Jumat, 11 September 2015

Hidayah Cinta By: Irmayani



       
   
  Tap... tap... tap... hentakan kaki yang terdengar dari lorong gelap itu, membuat bulu kuduk ku berdiri tiba-tiba. Ada orang sedang mengikuti ku, begitu bisik hatiku ketakutan,. kaki ini melangkah lebih cepat seperti menghindar dari bahaya. Berjalan sambil mata tetap mengawasi. Angin sepoy-sepoy bukanlah hal yang aku sukai untuk saat ini. Fikiran-fikiran negativ hilir mudik melintas isi kepalaku. “Jduk Aw..!” perlahan kubuka mata, mengamati sesuatu yang menubruk kepalaku.
            “Tak... banun!” didepanku telah ada bocah mungil Nana, wajahnya tetap tidak menyeramkan meski bedaknya tidak rata. Mata lecinya bergerak-gerak menatapku. Tangannya memegang dodot yang sudah kosong. Ini kebiasaan Nana saat membangunkanku, memukul dengan dodotnya yang sudah kosong. Aku bangkit dan mulai menciuminya gemes.

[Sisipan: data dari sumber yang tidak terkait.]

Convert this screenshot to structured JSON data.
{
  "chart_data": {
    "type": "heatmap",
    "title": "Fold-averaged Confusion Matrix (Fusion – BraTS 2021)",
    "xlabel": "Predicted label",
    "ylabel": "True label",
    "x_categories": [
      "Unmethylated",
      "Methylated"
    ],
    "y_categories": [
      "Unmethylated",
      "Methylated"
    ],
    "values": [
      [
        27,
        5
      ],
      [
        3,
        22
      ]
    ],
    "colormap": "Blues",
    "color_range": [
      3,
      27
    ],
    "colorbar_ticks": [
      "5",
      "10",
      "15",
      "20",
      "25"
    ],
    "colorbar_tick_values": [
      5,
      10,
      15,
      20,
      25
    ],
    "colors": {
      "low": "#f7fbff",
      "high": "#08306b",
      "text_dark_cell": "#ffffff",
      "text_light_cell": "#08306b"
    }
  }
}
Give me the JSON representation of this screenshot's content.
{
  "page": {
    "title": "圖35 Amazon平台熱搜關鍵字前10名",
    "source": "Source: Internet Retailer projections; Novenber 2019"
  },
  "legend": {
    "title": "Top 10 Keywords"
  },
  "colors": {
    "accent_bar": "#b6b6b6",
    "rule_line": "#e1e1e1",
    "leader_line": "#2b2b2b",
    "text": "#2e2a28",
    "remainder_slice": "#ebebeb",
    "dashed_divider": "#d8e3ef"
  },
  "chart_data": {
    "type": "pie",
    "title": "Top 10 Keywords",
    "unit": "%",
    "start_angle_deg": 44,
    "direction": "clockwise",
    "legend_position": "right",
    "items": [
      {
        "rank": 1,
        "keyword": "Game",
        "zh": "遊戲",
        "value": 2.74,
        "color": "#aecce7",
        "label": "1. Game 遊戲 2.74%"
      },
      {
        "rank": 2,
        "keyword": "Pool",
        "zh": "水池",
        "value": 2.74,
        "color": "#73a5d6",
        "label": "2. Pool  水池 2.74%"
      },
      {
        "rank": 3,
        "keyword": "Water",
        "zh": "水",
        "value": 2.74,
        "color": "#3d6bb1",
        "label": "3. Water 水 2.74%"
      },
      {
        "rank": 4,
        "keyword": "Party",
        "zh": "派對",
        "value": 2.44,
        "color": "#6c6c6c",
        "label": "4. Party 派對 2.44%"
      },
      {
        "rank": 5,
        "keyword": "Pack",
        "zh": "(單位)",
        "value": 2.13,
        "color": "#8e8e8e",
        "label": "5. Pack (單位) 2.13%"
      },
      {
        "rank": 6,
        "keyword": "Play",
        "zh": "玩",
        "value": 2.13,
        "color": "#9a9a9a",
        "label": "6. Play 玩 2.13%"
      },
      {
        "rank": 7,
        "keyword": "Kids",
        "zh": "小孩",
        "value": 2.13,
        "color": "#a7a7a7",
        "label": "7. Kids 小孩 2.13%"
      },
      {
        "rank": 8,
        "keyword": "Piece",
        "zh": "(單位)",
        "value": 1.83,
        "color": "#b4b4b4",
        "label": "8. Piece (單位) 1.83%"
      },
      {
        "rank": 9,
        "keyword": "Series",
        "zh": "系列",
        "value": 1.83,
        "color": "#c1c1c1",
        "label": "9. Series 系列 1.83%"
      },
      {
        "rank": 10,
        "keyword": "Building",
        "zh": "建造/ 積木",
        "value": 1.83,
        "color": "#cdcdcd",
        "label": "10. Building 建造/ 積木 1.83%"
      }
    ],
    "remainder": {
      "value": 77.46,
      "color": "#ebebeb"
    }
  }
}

            “buatin cucu..” menyodorkan dodotnya dengan iba. Anak berusia 2 tahun ini memang bijak. Diusianya yang baru berusia 2 tahun dia sudah pandai berjalan. Badannya yang gempal, rambut lurus kemerah-merahan, menambah imutnya bocah didepanku ini. Membuat siapa saja ingin menciuminya. Sayang.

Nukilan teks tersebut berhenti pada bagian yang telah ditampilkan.